Investment stories that have to be told….
Fund Managers need stories to sell the fund to the investor. Will they ever, ever say sell equity funds and wait in liquid funds?
No. Will they sell equities and wait in cash on your behalf. NO. They cannot and should not. This is exactly where a PMS can step in. However I would recommend PMS only with brilliant fund Managers – no I am not naming them – and for reasonably hi net worth customers who can put Rs. 2-3 crores (about half a million dollars) in a PMS and take a 5-10-30 year view on this part of their wealth.
So if the fund manager has to get the ordinary Rahul, Mangesh, Madhuri and Bhargavi to invest he needs to invent some tales. You need tales (fables) to tell people….so here are a few tales which is normally used. Trust me, most of these stories are real, but in the world there have been long periods of time when these HAVE NOT WORKED. You can surely pick holes in all these stories….
a. In the long run equities will make money: There is a caveat. For you to make money in equities over long periods of time the country has to have democracy (hear hear Pakistan), YOU should have money to do a SIP for this period of time, YOU should not need to draw down (withdraw) when the markets are low. Sadly none of the fund managers ever tell you the other things that I have told you!
Also a salesman’s long run is 4 years, a fund managers long term could be 10 years. You meet the salesman, unfortunately.
b. Keep investing when the market is high or low: The essence of SIP in a portfolio is to avoid timing. However if the market downslide is matched by your inability to remember this or by a cash shortage, YOU will suffer. Do remember though staying out of the market when the market has many scrips at a p/e of 100 can benefit just as much. Unfortunately at that time you have to use your discretion, the fund manager is busy showing his immediate past performance! If you see over a 30 year basis all the so called highs and lows are just a blip.

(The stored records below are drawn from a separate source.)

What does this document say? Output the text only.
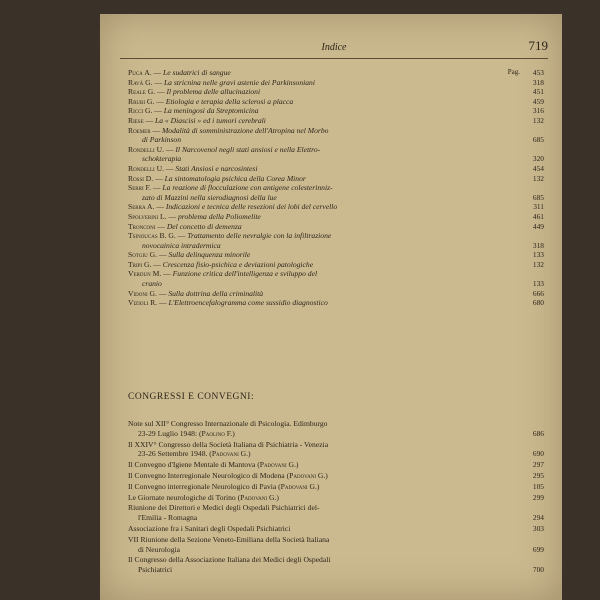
Indice	719
Puca A. — Le sudatrici di sangue	Pag.	453
Ravà G. — La stricnina nelle gravi astenie dei Parkinsoniani	318
Reale G. — Il problema delle allucinazioni	451
Rrubi G. — Etiologia e terapia della sclerosi a placca	459
Ricci G. — La meningosi da Streptomicina	316
Riese — La « Diascisi » ed i tumori cerebrali	132
Roemer — Modalità di somministrazione dell'Atropina nel Morbo
di Parkinson	685
Rondelli U. — Il Narcovenol negli stati ansiosi e nella Elettro-
schokterapia	320
Rondelli U. — Stati Ansiosi e narcosintesi	454
Rossi D. — La sintomatologia psichica della Corea Minor	132
Serri F. — La reazione di flocculazione con antigene colesterinniz-
zato di Mazzini nella sierodiagnosi della lue	685
Serra A. — Indicazioni e tecnica delle resezioni dei lobi del cervello	311
Spolverini L. — problema della Poliomelite	461
Tronconi — Del concetto di demenza	449
Tsinoucas B. G. — Trattamento delle nevralgie con la infiltrazione
novocainica intradermica	318
Sotgiu G. — Sulla delinquenza minorile	133
Tripi G. — Crescenza fisio-psichica e deviazioni patologiche	132
Verdun M. — Funzione critica dell'intelligenza e sviluppo del
cranio	133
Vidoni G. — Sulla dottrina della criminalità	666
Vizioli R. — L'Elettroencefalogramma come sussidio diagnostico	680
CONGRESSI E CONVEGNI:
Note sul XII° Congresso Internazionale di Psicologia. Edimburgo
23-29 Luglio 1948: (Paolino F.)	686
Il XXIV° Congresso della Società Italiana di Psichiatria - Venezia
23-26 Settembre 1948. (Padovani G.)	690
Il Convegno d'Igiene Mentale di Mantova (Padovani G.)	297
Il Convegno Interregionale Neurologico di Modena (Padovani G.)	295
Il Convegno interregionale Neurologico di Pavia (Padovani G.)	105
Le Giornate neurologiche di Torino (Padovani G.)	299
Riunione dei Direttori e Medici degli Ospedali Psichiatrici del-
l'Emilia - Romagna	294
Associazione fra i Sanitari degli Ospedali Psichiatrici	303
VII Riunione della Sezione Veneto-Emiliana della Società Italiana
di Neurologia	699
Il Congresso della Associazione Italiana dei Medici degli Ospedali
Psichiatrici	700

c. Only investors earn money, traders ALWAYS lose: And they will quote great investors taking a pot shot at traders! truth be told I am not sure how many people reading this have meant REAL TRADERS. I am not talking of those guys sitting in front of the screen all day and pressing F1 and F2. I know traders who have dealers sitting on the terminal. They have strategies, charts, and have seen them earn crores. Warren Buffet, Deepak Parekh, Uday Kotak, Vallabh Bhansali, Fisher, John Templeton, Mark Mobius, etc. have all earned millions of dollars in different markets, different time periods, different countries and with different currencies. Remember it is your brain that makes money for you, not markets, not strategies. I have seen investors with poor exit strategy – and this caused them to lose tons. I have seen traders who have earned millions.

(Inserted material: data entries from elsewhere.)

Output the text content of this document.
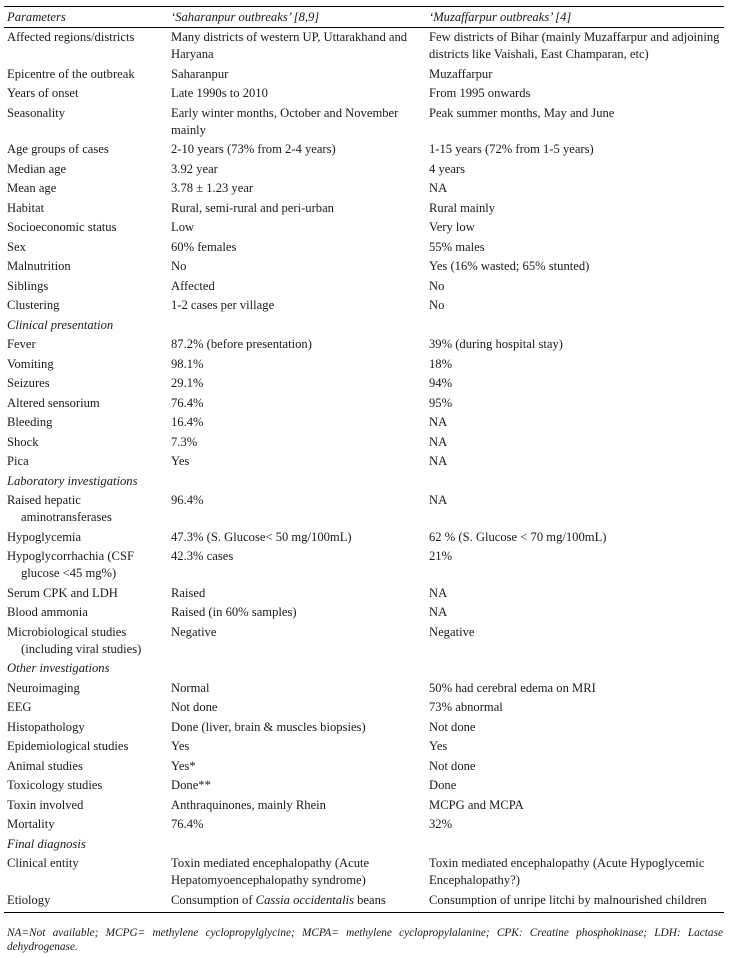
Parameters	‘Saharanpur outbreaks’ [8,9]	‘Muzaffarpur outbreaks’ [4]

Affected regions/districts	Many districts of western UP, Uttarakhand and Haryana	Few districts of Bihar (mainly Muzaffarpur and adjoining districts like Vaishali, East Champaran, etc)

Epicentre of the outbreak	Saharanpur	Muzaffarpur

Years of onset	Late 1990s to 2010	From 1995 onwards

Seasonality	Early winter months, October and November mainly	Peak summer months, May and June

Age groups of cases	2-10 years (73% from 2-4 years)	1-15 years (72% from 1-5 years)

Median age	3.92 year	4 years

Mean age	3.78 ± 1.23 year	NA

Habitat	Rural, semi-rural and peri-urban	Rural mainly

Socioeconomic status	Low	Very low

Sex	60% females	55% males

Malnutrition	No	Yes (16% wasted; 65% stunted)

Siblings	Affected	No

Clustering	1-2 cases per village	No
Clinical presentation		

Fever	87.2% (before presentation)	39% (during hospital stay)

Vomiting	98.1%	18%

Seizures	29.1%	94%

Altered sensorium	76.4%	95%

Bleeding	16.4%	NA

Shock	7.3%	NA

Pica	Yes	NA
Laboratory investigations		

Raised hepatic aminotransferases	96.4%	NA

Hypoglycemia	47.3% (S. Glucose< 50 mg/100mL)	62 % (S. Glucose < 70 mg/100mL)

Hypoglycorrhachia (CSF glucose <45 mg%)	42.3% cases	21%

Serum CPK and LDH	Raised	NA

Blood ammonia	Raised (in 60% samples)	NA

Microbiological studies (including viral studies)	Negative	Negative
Other investigations		

Neuroimaging	Normal	50% had cerebral edema on MRI

EEG	Not done	73% abnormal

Histopathology	Done (liver, brain & muscles biopsies)	Not done

Epidemiological studies	Yes	Yes

Animal studies	Yes*	Not done

Toxicology studies	Done**	Done

Toxin involved	Anthraquinones, mainly Rhein	MCPG and MCPA

Mortality	76.4%	32%
Final diagnosis		

Clinical entity	Toxin mediated encephalopathy (Acute Hepatomyoencephalopathy syndrome)	Toxin mediated encephalopathy (Acute Hypoglycemic Encephalopathy?)

Etiology	Consumption of Cassia occidentalis beans	Consumption of unripe litchi by malnourished children
NA=Not available; MCPG= methylene cyclopropylglycine; MCPA= methylene cyclopropylalanine; CPK: Creatine phosphokinase; LDH: Lactase dehydrogenase.
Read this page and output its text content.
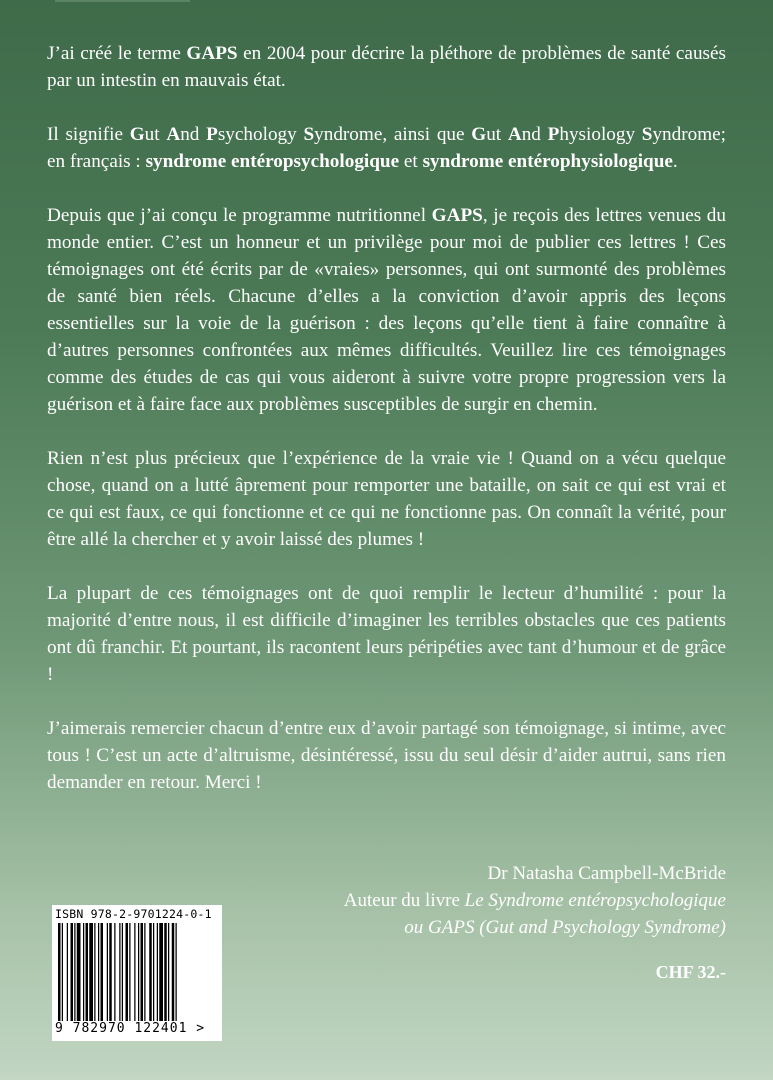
J’ai créé le terme GAPS en 2004 pour décrire la pléthore de problèmes de santé causés par un intestin en mauvais état.

Il signifie Gut And Psychology Syndrome, ainsi que Gut And Physiology Syndrome; en français : syndrome entéropsychologique et syndrome entérophysiologique.

Depuis que j’ai conçu le programme nutritionnel GAPS, je reçois des lettres venues du monde entier. C’est un honneur et un privilège pour moi de publier ces lettres ! Ces témoignages ont été écrits par de «vraies» personnes, qui ont surmonté des problèmes de santé bien réels. Chacune d’elles a la conviction d’avoir appris des leçons essentielles sur la voie de la guérison : des leçons qu’elle tient à faire connaître à d’autres personnes confrontées aux mêmes difficultés. Veuillez lire ces témoignages comme des études de cas qui vous aideront à suivre votre propre progression vers la guérison et à faire face aux problèmes susceptibles de surgir en chemin.

Rien n’est plus précieux que l’expérience de la vraie vie ! Quand on a vécu quelque chose, quand on a lutté âprement pour remporter une bataille, on sait ce qui est vrai et ce qui est faux, ce qui fonctionne et ce qui ne fonctionne pas. On connaît la vérité, pour être allé la chercher et y avoir laissé des plumes !

La plupart de ces témoignages ont de quoi remplir le lecteur d’humilité : pour la majorité d’entre nous, il est difficile d’imaginer les terribles obstacles que ces patients ont dû franchir. Et pourtant, ils racontent leurs péripéties avec tant d’humour et de grâce !

J’aimerais remercier chacun d’entre eux d’avoir partagé son témoignage, si intime, avec tous ! C’est un acte d’altruisme, désintéressé, issu du seul désir d’aider autrui, sans rien demander en retour. Merci !

Dr Natasha Campbell-McBride
Auteur du livre Le Syndrome entéropsychologique
ou GAPS (Gut and Psychology Syndrome)
CHF 32.-
ISBN 978-2-9701224-0-1
9 782970 122401 >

d. You are too dumb to invest directly into the share market: Well it is in the fund manager’s interest to tell you that. My take is a little different. Are you doing enough to equip yourself to deal directly with the equity share market? Invest in learning, invest in emotions control, build surplus cash, have adequate insurance – all these are necessary to make money in the equity market over a long period of time.
Do not be stuck by ANY dogma. Market is a great teacher, but sadly expects to be paid in advance and normally in blood. If you see blood on the street…remember many people have paid a price.
Sid
Subra, regarding point c… I guess real traders make serious money due to a combination of following. Correct me if am wrong and you may want to add in case something is missing.
1. They have access to accurate and precise information at the earliest, before most folks, if not all.
2.They have a very stable infrastructure with teams trolling through humongous data to filter real content from noise. Its a team effort.
3. They are empowered by high frequency and algorithmic trading supported by fiber optic lease lines ensuring least lag, it’s all real-time.
4. They enjoy a very high leverage and work with very high volumes as compared to retail pricks.